The Shang Emperor of China had inscribed on his washbasin the admonition “Make it New”.

Toronto Symphony Orchestra’s 2012/13 season made it new by including in its first-night program a work by a living composer, Harmonielehre by the American John Adams. Maestro Peter Oundjian’s bold decision succeeded in pleasing the audience when Harmonielehre was performed after intermission, thus vindicating Oundjian’s vision seven years ago when he instituted a New Creations module into the yearly program.

The concert opened normally with seven minutes of Verdi’s overture to La forza del destino. From the first bars of the “fate” motif, played propulsively by the strings, through the dramatic themes that follow – especially the wistful lyric prayer from the second act with its lovely oboe solo – one felt a new energy in the orchestra. The ensemble’s sound had a burnished precision such as one associates with the Berlin Philharmonic. The conductor showed considerable daring by bracketing passages with prolonged rests, that heightened the sense of drama.

Oundjian introduced the evening’s soloist as “Our beloved James Ehnes”, an appropriate epithet for the Grammy, Gramophone, Juno and RPS award-winning violinist. Mr. Ehnes gave an outstanding performance of Brahms’ Violin Concerto in D major.

The orchestra’s bravura sweep through the Allegro’s introduction is finely detailed. The violin enters with a dramatic flourish like whorls of water. Ehnes’ evident technical brilliance opens into a more organic dimension, into a thrill of birdsong.

Brahms’ writing, despite his collaboration with violinist Joseph Joachim, makes soloist and orchestra more into a partnership than a virtuoso display: the orchestra picks the violin’s winding melody up and and takes it sighingly stepwise over pizzicato strings, then into a downward spiral, setting the stage for the next solo. One feels the conductor’s direction, firm and brisk, at every turn.

Mr. Ehnes’ manner is also classical: sincere, but with restraint. He inclines more toward Heifitz than Menhuin or Oistrakh. Within the general excellence of his playing, my recollection dwells on his rich tonal range – from whisker-thin bowings sul ponticello to gritty double-stoppings. His tremolos, spellbinding in their articulation, contributed much to the sense of drama. If there were moments of dissatisfaction it was that in quiet passages the violin seemed to fade into the orchestra, and that may have been an acoustic limitation of Roy Thomson Hall.

While Mr. Ehnes appears restrained, the music he makes is saturated from a wide palette of emotions: his cadenza, taken at speed, but seated squarely in purity of tone, is as much about imagination as it is about virtuosity. His technical brilliance that unfurls with the precision of a Fibonacci spiral, brings a new kind of gentleness into the music, a tender warmth, an intimacy with all living things. This emotionality also works its way through the rhapsodic variations of the Adagio, especially the lengthy lullaby for solo oboe over horns and winds which Ehnes augments with the richness of his violin’s timbre. The finale, Allegro giocoso, dances in gypsy modes popular in Brahms’ time that modern audiences still enjoy in the melodies of Andrew Lloyd Webber. Orchestra and soloist perform this hybrid rondo/sonata form in a musically spectacular and heart-lifting fashion.

The audience expressed unbridled satisfaction and was rewarded with an encore from the core of James Ehnes’ art: the Gigue from the Violin Partita no. 2 by J.S. Bach.

After intermission came Harmonielehre (1984), John Adams’ ironic homage to Arnold Schoenberg’s 1911 book of the same name. Adams’ three-movement work for orchestra rejects as “twisted and contorted” Schoenberg’s atonal techniques, and instead integrates the harmonic world of Mahler, Sibelius and Debussy with modern minimalist techniques.

Adams’ composition is a brilliant, loud, deep and exciting work orchestrated for 2 tubas, 5 percussionists, 2 harps, 5 trumpets, piano, celeste, and full orchestra. It was performed last night in a way that continually set and exceeded expectations.

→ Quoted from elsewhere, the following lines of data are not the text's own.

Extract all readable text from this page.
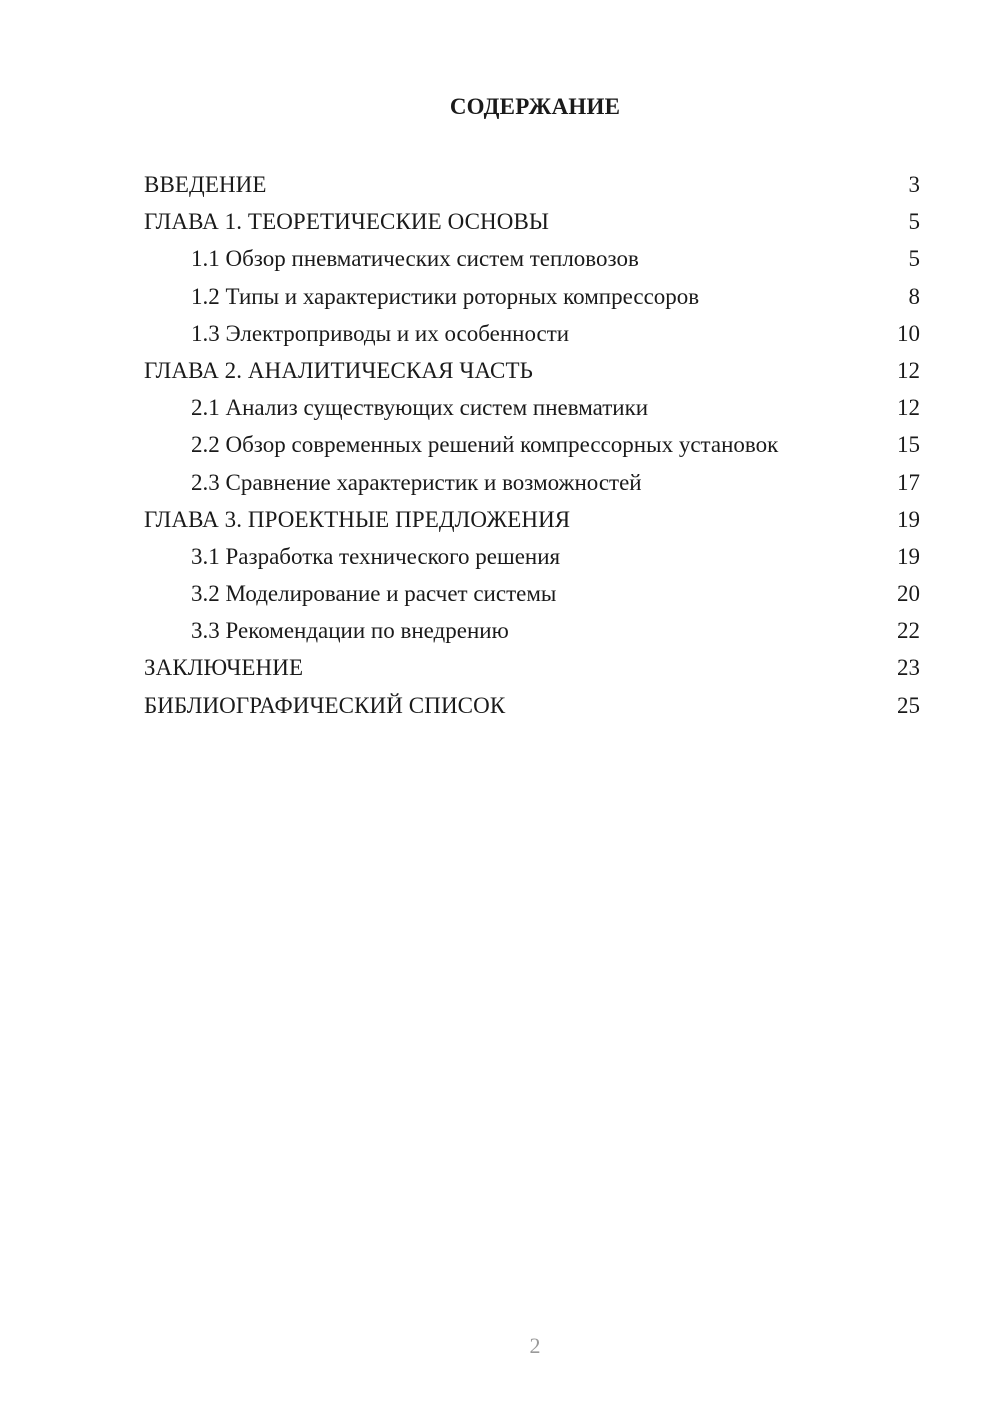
СОДЕРЖАНИЕ
ВВЕДЕНИЕ	3
ГЛАВА 1. ТЕОРЕТИЧЕСКИЕ ОСНОВЫ	5
1.1 Обзор пневматических систем тепловозов	5
1.2 Типы и характеристики роторных компрессоров	8
1.3 Электроприводы и их особенности	10
ГЛАВА 2. АНАЛИТИЧЕСКАЯ ЧАСТЬ	12
2.1 Анализ существующих систем пневматики	12
2.2 Обзор современных решений компрессорных установок	15
2.3 Сравнение характеристик и возможностей	17
ГЛАВА 3. ПРОЕКТНЫЕ ПРЕДЛОЖЕНИЯ	19
3.1 Разработка технического решения	19
3.2 Моделирование и расчет системы	20
3.3 Рекомендации по внедрению	22
ЗАКЛЮЧЕНИЕ	23
БИБЛИОГРАФИЧЕСКИЙ СПИСОК	25
2
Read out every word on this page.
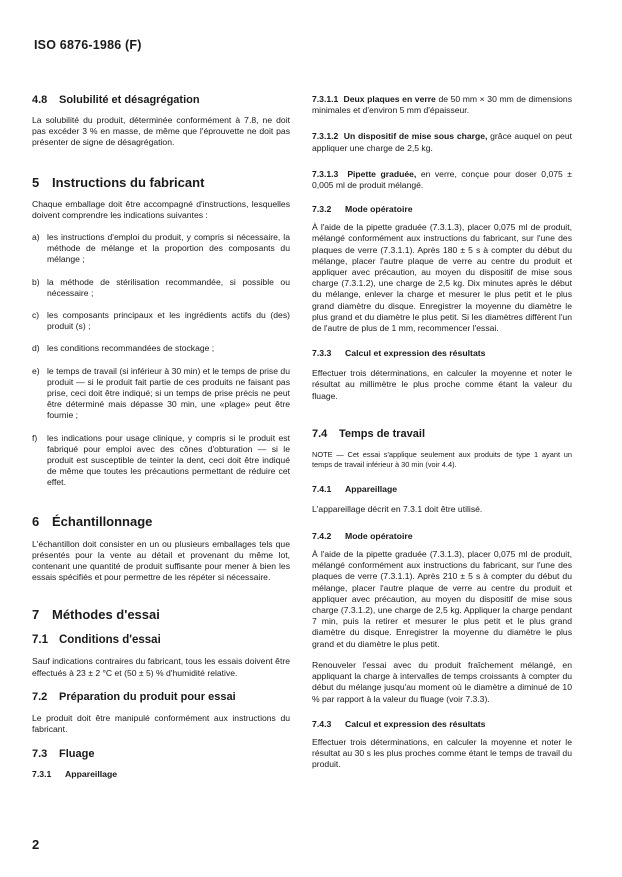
ISO 6876-1986 (F)
4.8 Solubilité et désagrégation

La solubilité du produit, déterminée conformément à 7.8, ne doit pas excéder 3 % en masse, de même que l'éprouvette ne doit pas présenter de signe de désagrégation.

5 Instructions du fabricant

Chaque emballage doit être accompagné d'instructions, lesquelles doivent comprendre les indications suivantes :

a) les instructions d'emploi du produit, y compris si nécessaire, la méthode de mélange et la proportion des composants du mélange ;
b) la méthode de stérilisation recommandée, si possible ou nécessaire ;
c) les composants principaux et les ingrédients actifs du (des) produit (s) ;
d) les conditions recommandées de stockage ;
e) le temps de travail (si inférieur à 30 min) et le temps de prise du produit — si le produit fait partie de ces produits ne faisant pas prise, ceci doit être indiqué; si un temps de prise précis ne peut être déterminé mais dépasse 30 min, une «plage» peut être fournie ;
f)	les indications pour usage clinique, y compris si le produit est fabriqué pour emploi avec des cônes d'obturation — si le produit est susceptible de teinter la dent, ceci doit être indiqué de même que toutes les précautions permettant de réduire cet effet.
6 Échantillonnage

L'échantillon doit consister en un ou plusieurs emballages tels que présentés pour la vente au détail et provenant du même lot, contenant une quantité de produit suffisante pour mener à bien les essais spécifiés et pour permettre de les répéter si nécessaire.

7 Méthodes d'essai
7.1 Conditions d'essai

Sauf indications contraires du fabricant, tous les essais doivent être effectués à 23 ± 2 °C et (50 ± 5) % d'humidité relative.

7.2 Préparation du produit pour essai

Le produit doit être manipulé conformément aux instructions du fabricant.

7.3 Fluage
7.3.1 Appareillage

7.3.1.1 Deux plaques en verre de 50 mm × 30 mm de dimensions minimales et d'environ 5 mm d'épaisseur.

7.3.1.2 Un dispositif de mise sous charge, grâce auquel on peut appliquer une charge de 2,5 kg.

7.3.1.3 Pipette graduée, en verre, conçue pour doser 0,075 ± 0,005 ml de produit mélangé.

7.3.2 Mode opératoire

À l'aide de la pipette graduée (7.3.1.3), placer 0,075 ml de produit, mélangé conformément aux instructions du fabricant, sur l'une des plaques de verre (7.3.1.1). Après 180 ± 5 s à compter du début du mélange, placer l'autre plaque de verre au centre du produit et appliquer avec précaution, au moyen du dispositif de mise sous charge (7.3.1.2), une charge de 2,5 kg. Dix minutes après le début du mélange, enlever la charge et mesurer le plus petit et le plus grand diamètre du disque. Enregistrer la moyenne du diamètre le plus grand et du diamètre le plus petit. Si les diamètres diffèrent l'un de l'autre de plus de 1 mm, recommencer l'essai.

7.3.3 Calcul et expression des résultats

Effectuer trois déterminations, en calculer la moyenne et noter le résultat au millimètre le plus proche comme étant la valeur du fluage.

7.4 Temps de travail

NOTE — Cet essai s'applique seulement aux produits de type 1 ayant un temps de travail inférieur à 30 min (voir 4.4).

7.4.1 Appareillage

L'appareillage décrit en 7.3.1 doit être utilisé.

7.4.2 Mode opératoire

À l'aide de la pipette graduée (7.3.1.3), placer 0,075 ml de produit, mélangé conformément aux instructions du fabricant, sur l'une des plaques de verre (7.3.1.1). Après 210 ± 5 s à compter du début du mélange, placer l'autre plaque de verre au centre du produit et appliquer avec précaution, au moyen du dispositif de mise sous charge (7.3.1.2), une charge de 2,5 kg. Appliquer la charge pendant 7 min, puis la retirer et mesurer le plus petit et le plus grand diamètre du disque. Enregistrer la moyenne du diamètre le plus grand et du diamètre le plus petit.

Renouveler l'essai avec du produit fraîchement mélangé, en appliquant la charge à intervalles de temps croissants à compter du début du mélange jusqu'au moment où le diamètre a diminué de 10 % par rapport à la valeur du fluage (voir 7.3.3).

7.4.3 Calcul et expression des résultats

Effectuer trois déterminations, en calculer la moyenne et noter le résultat au 30 s les plus proches comme étant le temps de travail du produit.

2
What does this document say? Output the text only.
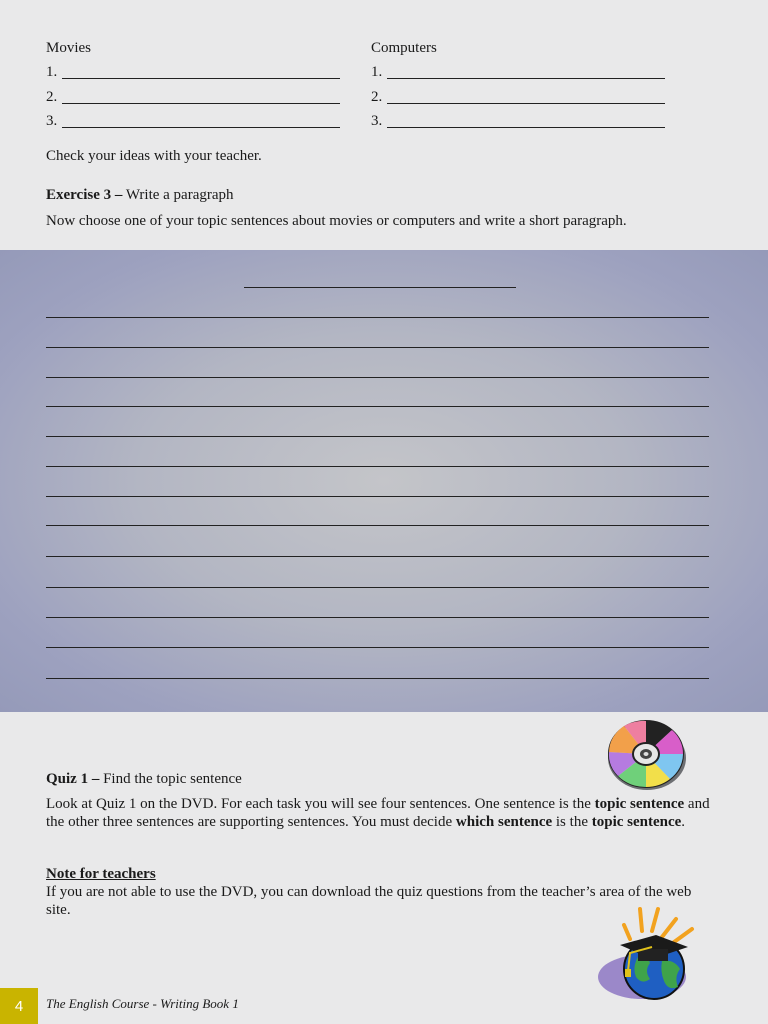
Movies
1.
2.
3.
Computers
1.
2.
3.
Check your ideas with your teacher.
Exercise 3 – Write a paragraph
Now choose one of your topic sentences about movies or computers and write a short paragraph.
Quiz 1 – Find the topic sentence
Look at Quiz 1 on the DVD. For each task you will see four sentences. One sentence is the topic sentence and the other three sentences are supporting sentences. You must decide which sentence is the topic sentence.
Note for teachers
If you are not able to use the DVD, you can download the quiz questions from the teacher’s area of the web site.
4	The English Course - Writing Book 1
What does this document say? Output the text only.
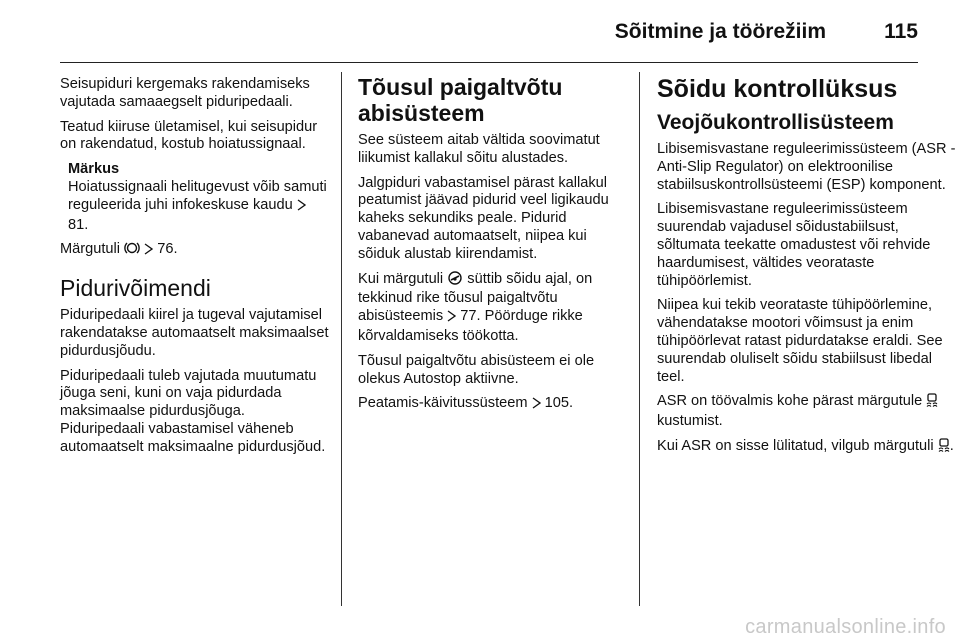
Sõitmine ja töörežiim	115

Seisupiduri kergemaks rakendamiseks vajutada samaaegselt piduripedaali.

Teatud kiiruse ületamisel, kui seisupidur on rakendatud, kostub hoiatussignaal.

Märkus

Hoiatussignaali helitugevust võib samuti reguleerida juhi infokeskuse kaudu  81.

Märgutuli	76.

Pidurivõimendi

Piduripedaali kiirel ja tugeval vajutamisel rakendatakse automaatselt maksimaalset pidurdusjõudu.

Piduripedaali tuleb vajutada muutumatu jõuga seni, kuni on vaja pidurdada maksimaalse pidurdusjõuga. Piduripedaali vabastamisel väheneb automaatselt maksimaalne pidurdusjõud.

Tõusul paigaltvõtu abisüsteem

See süsteem aitab vältida soovimatut liikumist kallakul sõitu alustades.

Jalgpiduri vabastamisel pärast kallakul peatumist jäävad pidurid veel ligikaudu kaheks sekundiks peale. Pidurid vabanevad automaatselt, niipea kui sõiduk alustab kiirendamist.

Kui märgutuli süttib sõidu ajal, on tekkinud rike tõusul paigaltvõtu abisüsteemis 77. Pöörduge rikke kõrvaldamiseks töökotta.

Tõusul paigaltvõtu abisüsteem ei ole olekus Autostop aktiivne.

Peatamis-käivitussüsteem 105.

Sõidu kontrollüksus
Veojõukontrollisüsteem

Libisemisvastane reguleerimissüsteem (ASR - Anti-Slip Regulator) on elektroonilise stabiilsuskontrollsüsteemi (ESP) komponent.

Libisemisvastane reguleerimissüsteem suurendab vajadusel sõidustabiilsust, sõltumata teekatte omadustest või rehvide haardumisest, vältides veorataste tühipöörlemist.

Niipea kui tekib veorataste tühipöörlemine, vähendatakse mootori võimsust ja enim tühipöörlevat ratast pidurdatakse eraldi. See suurendab oluliselt sõidu stabiilsust libedal teel.

ASR on töövalmis kohe pärast märgutule  kustumist.

Kui ASR on sisse lülitatud, vilgub märgutuli .

carmanualsonline.info
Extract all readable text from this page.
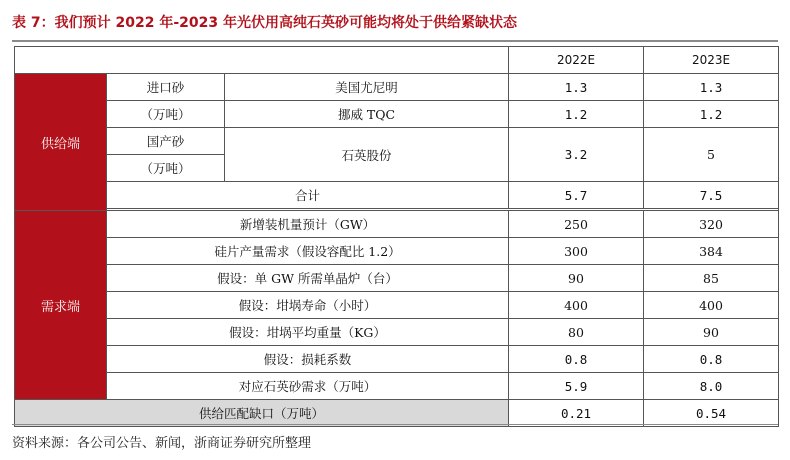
表 7：我们预计 2022 年-2023 年光伏用高纯石英砂可能均将处于供给紧缺状态
			2022E	2023E
供给端	进口砂	美国尤尼明	1.3	1.3
	（万吨）	挪威 TQC	1.2	1.2
	国产砂	石英股份	3.2	5
	（万吨）			
	合计		5.7	7.5

需求端	新增装机量预计（GW）		250	320
	硅片产量需求（假设容配比 1.2）		300	384
	假设：单 GW 所需单晶炉（台）		90	85
	假设：坩埚寿命（小时）		400	400
	假设：坩埚平均重量（KG）		80	90
	假设：损耗系数		0.8	0.8
	对应石英砂需求（万吨）		5.9	8.0
供给匹配缺口（万吨）			0.21	0.54
资料来源：各公司公告、新闻，浙商证券研究所整理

The three movements are very different. The first explodes then sinks into lovely incremental repetitions of minimalist sonic waves mingled with late-Romantic harmonies, some festive as a sleigh-ride, some outrageously grand like a dirigible floating over Hannibal’s army complete with elephants negotiating the Alps. The second movement meditates on the dissonant distress of incurable disease. An excellent trumpet elegy is followed by a surprising tumble of timpani and tubas that conjures a calamitous presence dissolving in a narcotic flood. One marvels at the imaginative unity of purpose here among composer, orchestra and conductor. The final movement is a promise, sounding like melted ice falling in droplets where green shoots break the sunlit earth amid the chatter of sparrows.

This was an evening of music to “soothe the savage breast”.